Based on the above deduction, we can draw the following conclusions: Baidu is a word dictionary inside each entry using Pinyin labeling program to mark into Pinyin, and then form a homonym dictionary, so two dictionaries are equally large, and the dictionary with the growth of Word dictionary is growing. As for the labeling process Polyphone Baidu did not consider, if it is polyphone labeled as multiple combinations of pronunciation, through this way to form a dictionary of homonym. Such a dictionary obviously contains many mistakes.


last question: Does Baidu check spelling in English? Let's try, input query "Chinese", yes, found a lot of results, focus on the search Baidu can also search English, really unexpected surprises. Change the query "Chine", will be more surprised to give us a hint " ? Baidu hint is: Eat to hold?, the original is inadvertently triggered Baidu's phonetic search function. Then pinyin search and Chinese check whether the same set of dictionary, let us experiment, search "Rongji", Baidu Tip "Ficus solvent volume", OK, change the Chinese query " Jong ", Baidu Tip" Ficus solvent volume ", it seems to be using the same set of homonym dictionaries. That is, Baidu's Chinese error correction and pinyin retrieval using the same mechanism, Chinese error correction more than a phonetic phonetic process. Is this the legendary Baidu's" in fact a very powerful pinyin input method " Phonetic cue function?


finally let us sum up the Baidu spell check system:


Background job: (1) The previous article we said, Baidu word used in the dictionary contains at least two dictionaries, one is a common dictionary, the other is a special dictionary (proper names, etc.), Baidu use Pinyin labeling program in turn scan all the dictionaries in each entry, and then mark Pinyin, if it is polyphone will be a number of notes are marked, For example "grow up", will be labeled "Zhang Da/chang da" two entries.


(2) through the annotated entry, the establishment of a dictionary of homonym, such as the above "grow up", there will be two entries: Zhang Daà grew up, Chang Daà grew up.


(3) Use the user query log frequency information to give each Chinese term a weight;


(4) OK, homonym Dictionary was completed, of course, with the gradual expansion of Word dictionary, homonym Dictionary also followed the expansion of synchronization;


  


spell Check:


(1) User input query, if it is multiple substrings, do not check spelling;


(2) for user inquiries, first look up word segmentation dictionary, if found to have this word entry, OK, do not make spelling check;


(3) If you find that the dictionary does not contain user inquiries, start the spelling checker; first, the Pinyin labeling program is used to mark user input;


(4) for the marked pinyin in the dictionary inside the scan, if not found without any hint;


(5) If the entry is found, then the output weight of a large number of sequential results;


  


phonetic hint:


(1) for the user input pinyin in the dictionary inside the scan, if not found without any hint;


(2) If the entry is found, then the output weight of a large number of sequential results;
Related Article

Contact Us

The content source of this page is from Internet, which doesn't represent Alibaba Cloud's opinion; products and services mentioned on that page don't have any relationship with Alibaba Cloud. If the content of the page makes you feel confusing, please write us an email, we will handle the problem within 5 days after receiving your email.

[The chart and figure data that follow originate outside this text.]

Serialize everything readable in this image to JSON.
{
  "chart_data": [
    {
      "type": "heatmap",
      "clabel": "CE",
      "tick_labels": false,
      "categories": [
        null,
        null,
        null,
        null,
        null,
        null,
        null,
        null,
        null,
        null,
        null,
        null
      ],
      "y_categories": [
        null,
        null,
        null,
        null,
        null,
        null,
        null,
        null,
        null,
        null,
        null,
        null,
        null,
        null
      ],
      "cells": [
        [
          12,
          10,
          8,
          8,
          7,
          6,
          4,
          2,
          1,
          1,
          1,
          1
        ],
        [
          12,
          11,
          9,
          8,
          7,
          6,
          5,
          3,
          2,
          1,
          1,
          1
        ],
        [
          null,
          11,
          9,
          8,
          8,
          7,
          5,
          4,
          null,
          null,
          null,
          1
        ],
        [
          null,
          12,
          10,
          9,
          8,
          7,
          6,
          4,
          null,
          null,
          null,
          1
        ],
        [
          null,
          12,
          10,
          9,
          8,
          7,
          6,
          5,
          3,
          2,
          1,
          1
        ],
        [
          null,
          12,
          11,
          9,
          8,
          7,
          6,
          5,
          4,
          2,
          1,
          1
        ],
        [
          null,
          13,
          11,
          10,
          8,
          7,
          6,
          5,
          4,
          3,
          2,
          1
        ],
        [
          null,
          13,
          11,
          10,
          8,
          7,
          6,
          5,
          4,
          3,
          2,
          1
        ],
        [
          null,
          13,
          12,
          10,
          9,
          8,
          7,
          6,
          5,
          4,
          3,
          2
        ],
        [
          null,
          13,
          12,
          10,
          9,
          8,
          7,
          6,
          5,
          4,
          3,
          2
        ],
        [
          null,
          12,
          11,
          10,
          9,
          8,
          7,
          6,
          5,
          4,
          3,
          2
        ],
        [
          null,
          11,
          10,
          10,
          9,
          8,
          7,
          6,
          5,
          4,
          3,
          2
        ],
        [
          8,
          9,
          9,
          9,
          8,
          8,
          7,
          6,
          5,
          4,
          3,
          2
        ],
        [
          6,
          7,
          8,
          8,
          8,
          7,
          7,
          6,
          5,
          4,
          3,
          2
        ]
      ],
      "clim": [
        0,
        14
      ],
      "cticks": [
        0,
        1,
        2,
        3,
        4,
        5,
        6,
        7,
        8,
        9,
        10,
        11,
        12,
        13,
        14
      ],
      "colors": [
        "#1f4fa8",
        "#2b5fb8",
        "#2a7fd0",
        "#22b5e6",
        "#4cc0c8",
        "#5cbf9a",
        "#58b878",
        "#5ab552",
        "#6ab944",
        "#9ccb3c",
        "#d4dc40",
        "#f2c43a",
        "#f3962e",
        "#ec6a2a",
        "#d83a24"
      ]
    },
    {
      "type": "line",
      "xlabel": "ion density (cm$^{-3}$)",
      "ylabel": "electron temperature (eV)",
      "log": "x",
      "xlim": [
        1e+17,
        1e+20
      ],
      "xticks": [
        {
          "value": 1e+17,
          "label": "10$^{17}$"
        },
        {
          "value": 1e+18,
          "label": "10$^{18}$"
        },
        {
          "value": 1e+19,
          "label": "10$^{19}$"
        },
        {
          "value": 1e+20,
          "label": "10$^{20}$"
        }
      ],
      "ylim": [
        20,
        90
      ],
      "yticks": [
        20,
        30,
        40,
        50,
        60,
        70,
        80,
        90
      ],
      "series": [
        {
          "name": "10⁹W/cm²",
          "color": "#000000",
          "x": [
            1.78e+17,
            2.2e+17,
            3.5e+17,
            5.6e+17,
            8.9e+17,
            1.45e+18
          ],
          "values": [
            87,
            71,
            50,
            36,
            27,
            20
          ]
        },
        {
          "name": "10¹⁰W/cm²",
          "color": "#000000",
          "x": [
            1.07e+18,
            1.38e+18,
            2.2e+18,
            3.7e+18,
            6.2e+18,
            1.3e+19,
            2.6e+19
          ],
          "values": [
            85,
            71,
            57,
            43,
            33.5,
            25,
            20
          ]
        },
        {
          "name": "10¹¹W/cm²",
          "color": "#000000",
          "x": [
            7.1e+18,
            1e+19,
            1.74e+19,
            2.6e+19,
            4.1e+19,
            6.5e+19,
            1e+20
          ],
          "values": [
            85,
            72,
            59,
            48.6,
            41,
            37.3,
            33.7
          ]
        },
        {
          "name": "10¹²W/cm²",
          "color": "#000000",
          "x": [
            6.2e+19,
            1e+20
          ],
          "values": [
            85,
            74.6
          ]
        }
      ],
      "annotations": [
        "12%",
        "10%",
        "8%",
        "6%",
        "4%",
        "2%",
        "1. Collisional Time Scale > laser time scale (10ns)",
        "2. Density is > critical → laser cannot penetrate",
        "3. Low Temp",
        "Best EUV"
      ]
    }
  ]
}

If you find any instances of plagiarism from the community, please send an email to: info-contact@alibabacloud.com and provide relevant evidence. A staff member will contact you within 5 working days.

A Free Trial That Lets You Build Big!

Start building with 50+ products and up to 12 months usage for Elastic Compute Service

  • Sales Support

    1 on 1 presale consultation

  • After-Sales Support

    24/7 Technical Support 6 Free Tickets per Quarter Faster Response

  • Alibaba Cloud offers highly flexible support services tailored to meet your exact needs.